Here’s to the dads who attend tea parties while wearing crowns and sporting pastel-colored friendship bracelets to work. Here’s to the guys who kiss dollies good night and laugh when co-workers tell them they have glitter in their hair. Here’s to the men who sit through impromptu fashion shows instead of watching the big game.
Here’s to the dads who teach their daughters to box out in basketball or use their bodies in soccer or how to field grounders. Here’s to the dads who take their daughters fishing and for three-mile runs and to the Indy 500. Here’s to the dads who used to dream of watching sons play football, but now cheer the loudest for their daughters at weekend cheerleading competitions. They still teach them to throw perfect spirals, too.
Here’s to the dads who believe you don’t have to be a man to be handy and teach their daughters how to change tires or fix a running toilet or mow the lawn. Here’s to the guys who encourage their daughters to play in the mud and then let them paint their nails. Here’s to the man who cheers on other women, so his daughter doesn’t just hear that she can be anything she wants, she sees it firsthand.

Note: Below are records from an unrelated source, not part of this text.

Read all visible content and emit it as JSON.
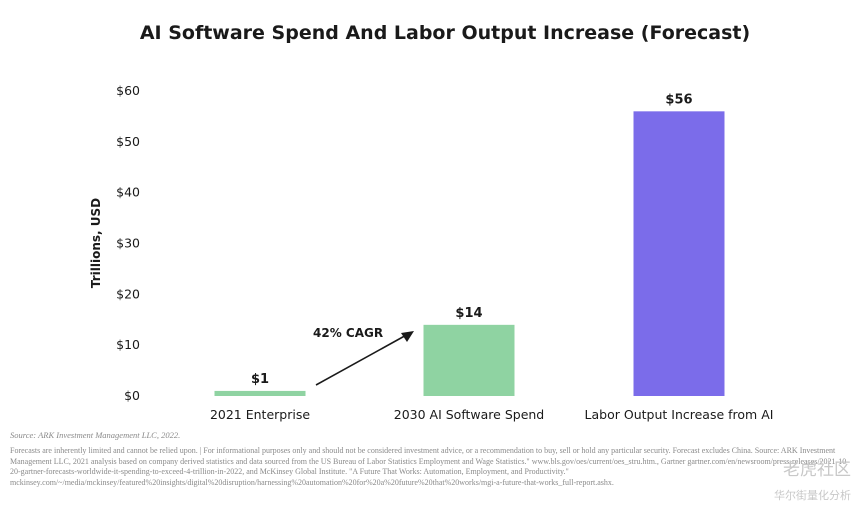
{
  "chart_data": {
    "type": "bar",
    "title": "AI Software Spend And Labor Output Increase (Forecast)",
    "ylabel": "Trillions, USD",
    "xlabel": "",
    "ylim": [
      0,
      60
    ],
    "yticks": [
      0,
      10,
      20,
      30,
      40,
      50,
      60
    ],
    "ytick_labels": [
      "$0",
      "$10",
      "$20",
      "$30",
      "$40",
      "$50",
      "$60"
    ],
    "categories": [
      "2021 Enterprise",
      "2030 AI Software Spend",
      "Labor Output Increase from AI"
    ],
    "values": [
      1,
      14,
      56
    ],
    "data_labels": [
      "$1",
      "$14",
      "$56"
    ],
    "colors": [
      "#8fd3a2",
      "#8fd3a2",
      "#7b6cea"
    ],
    "annotation": "42% CAGR",
    "grid": false,
    "legend": "none"
  },
  "footer": {
    "source": "Source: ARK Investment Management LLC, 2022.",
    "disclaimer": "Forecasts are inherently limited and cannot be relied upon. | For informational purposes only and should not be considered investment advice, or a recommendation to buy, sell or hold any particular security. Forecast excludes China. Source: ARK Investment Management LLC, 2021 analysis based on company derived statistics and data sourced from the US Bureau of Labor Statistics Employment and Wage Statistics.\" www.bls.gov/oes/current/oes_stru.htm., Gartner gartner.com/en/newsroom/press-releases/2021-10-20-gartner-forecasts-worldwide-it-spending-to-exceed-4-trillion-in-2022, and McKinsey Global Institute. \"A Future That Works: Automation, Employment, and Productivity.\" mckinsey.com/~/media/mckinsey/featured%20insights/digital%20disruption/harnessing%20automation%20for%20a%20future%20that%20works/mgi-a-future-that-works_full-report.ashx."
  },
  "watermark": {
    "line1": "老虎社区",
    "line2": "华尔街量化分析"
  }
}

Here’s to the dads who don’t complain that there’s never any hot water or there’s hair in all the drains or that high-pitch squeals often come with the territory.
Here’s to the dads who don’t check out during puberty, who try to remain close to their daughters during this awkward time. Here’s to the fathers who shut down the shame the world casts on young women and don’t mock the hormonal and body changes young girls often face.
Here’s to the men who don’t try to intimidate their daughters’ suitors, because they feel confident they’ve raised strong girls who know their self-worth. Here’s to the dads who empower young women. raising them to be fierce and determined, but also kind and well-intentioned.
Here’s to the dads who model how a woman should be treated by respecting their daughters’ mothers. Here’s to the dads who don’t seek power by marginalizing or using force against someone else.
And here’s to the dads who are raising strong women, yet understand that this also can mean there are a lot of tears too—and they have no problem with the fact that they often will never know why anyone in their house is crying.
Bonus points if they show their daughters that real men sometimes shed tears, too.
But most of all, here’s to the dads of all daughters who upon hearing the unending comments like . . .
“Dude, you are so screwed, wait until they:
want all the clothes, or
the boys start coming around, or
they better get their shotgun handy, or
get their periods at the same time, or
get married and you have to pay for all the weddings, or
any of the million inane things people will say over time. . .
Who simply respond: “I love being a dad to my girls. I wouldn’t want it any other way.”